Diabetic eye disease occurs when high blood sugar levels cause damage to the blood vessels within the retina. The blood vessels can swell and leak, close and stop blood from passing through, or new, abnormal vessels can grow in the retina, all of which can cause vision loss.
Types of Diabetic Eye Disease
NDPR (non-proliferative diabetic retinopathy) is the early stage of diabetic eye disease where tiny blood vessels leak, causing the retina to swell. When the macula (located within the retina) swells, this is called macular edema, which is the most common reason people with diabetes lose their vision.

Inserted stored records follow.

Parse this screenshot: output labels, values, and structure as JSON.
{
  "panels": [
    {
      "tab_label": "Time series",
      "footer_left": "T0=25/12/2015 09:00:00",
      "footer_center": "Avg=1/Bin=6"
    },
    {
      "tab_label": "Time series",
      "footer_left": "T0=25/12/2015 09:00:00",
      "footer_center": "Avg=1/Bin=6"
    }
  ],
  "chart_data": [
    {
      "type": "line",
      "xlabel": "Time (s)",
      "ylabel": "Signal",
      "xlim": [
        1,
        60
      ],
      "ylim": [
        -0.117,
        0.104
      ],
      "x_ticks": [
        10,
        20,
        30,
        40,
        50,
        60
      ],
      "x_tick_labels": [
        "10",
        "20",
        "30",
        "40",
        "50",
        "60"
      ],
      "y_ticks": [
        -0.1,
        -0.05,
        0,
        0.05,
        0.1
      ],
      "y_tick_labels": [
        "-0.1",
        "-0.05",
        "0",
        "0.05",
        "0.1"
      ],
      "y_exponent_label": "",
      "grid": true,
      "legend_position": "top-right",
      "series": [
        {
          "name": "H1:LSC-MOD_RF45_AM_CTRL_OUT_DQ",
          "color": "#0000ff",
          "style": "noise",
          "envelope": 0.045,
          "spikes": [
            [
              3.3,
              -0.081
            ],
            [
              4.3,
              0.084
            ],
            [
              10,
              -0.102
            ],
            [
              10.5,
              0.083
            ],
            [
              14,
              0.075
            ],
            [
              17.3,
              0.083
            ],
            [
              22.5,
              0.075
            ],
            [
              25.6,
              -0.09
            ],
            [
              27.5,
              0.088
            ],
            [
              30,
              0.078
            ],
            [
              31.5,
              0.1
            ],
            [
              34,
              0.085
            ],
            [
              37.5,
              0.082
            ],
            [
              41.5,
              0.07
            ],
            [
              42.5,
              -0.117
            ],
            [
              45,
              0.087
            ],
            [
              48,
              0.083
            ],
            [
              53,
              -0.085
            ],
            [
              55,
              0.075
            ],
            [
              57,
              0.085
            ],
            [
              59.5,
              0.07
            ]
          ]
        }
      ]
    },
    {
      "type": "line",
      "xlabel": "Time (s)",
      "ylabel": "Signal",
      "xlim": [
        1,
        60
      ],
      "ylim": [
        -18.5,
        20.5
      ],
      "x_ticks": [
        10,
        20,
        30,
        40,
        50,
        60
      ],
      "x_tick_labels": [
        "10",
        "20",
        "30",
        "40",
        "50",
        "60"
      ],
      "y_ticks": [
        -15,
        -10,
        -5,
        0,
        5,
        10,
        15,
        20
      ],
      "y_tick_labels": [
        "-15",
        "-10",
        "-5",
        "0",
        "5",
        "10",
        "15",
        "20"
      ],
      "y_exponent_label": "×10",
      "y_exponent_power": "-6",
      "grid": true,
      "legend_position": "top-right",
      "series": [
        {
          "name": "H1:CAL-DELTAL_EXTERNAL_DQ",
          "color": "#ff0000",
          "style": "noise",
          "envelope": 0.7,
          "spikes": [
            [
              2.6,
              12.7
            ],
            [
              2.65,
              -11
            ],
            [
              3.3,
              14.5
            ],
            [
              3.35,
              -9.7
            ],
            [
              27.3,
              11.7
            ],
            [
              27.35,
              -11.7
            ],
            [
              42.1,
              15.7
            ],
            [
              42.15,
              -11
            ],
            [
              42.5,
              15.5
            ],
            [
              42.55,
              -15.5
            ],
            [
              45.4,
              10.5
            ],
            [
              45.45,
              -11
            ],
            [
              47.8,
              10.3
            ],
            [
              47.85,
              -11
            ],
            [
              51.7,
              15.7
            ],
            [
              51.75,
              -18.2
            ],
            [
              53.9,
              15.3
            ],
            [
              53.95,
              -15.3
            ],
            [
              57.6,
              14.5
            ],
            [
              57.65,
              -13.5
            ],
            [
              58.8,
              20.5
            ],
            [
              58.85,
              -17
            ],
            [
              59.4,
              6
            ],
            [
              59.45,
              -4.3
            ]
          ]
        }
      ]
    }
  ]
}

PDR (proliferative diabetic retinopathy) is what occurs when the retina begins growing new blood vessles, which is called neovascularization. The new vessels are fragile and often bleed into the vitreous. Little bleeding may cause floaters, while lots of bleeing may block all vision. The vessels can also cause scar tissue, which harms the macula and can lead to a detached retina.
The symptoms of diabetic eye disease include:
Vision that shifts from blurry to clear
An increased number of floaters
Blank or dark fields in vision
Poor night vision
Colors appear faded or washed out
If you have diabetes, it's important to have regular dilated eye exams so that diabetic eye disease can be found before it causes any vision loss.
With diabetic eye disease, controlling your blood sugar is very important. Sometimes vision can even be brought back if good blood sugar levels are maintained. Other treatments include eye injections to reduce macular swelling, laser surgery to seal leaking blood vessels, and vitrectomy surgery to remove vitreous gel and blood from leaking vessels, allow light rays to focus on the retina again, and potentially remove scar tissue from the retina.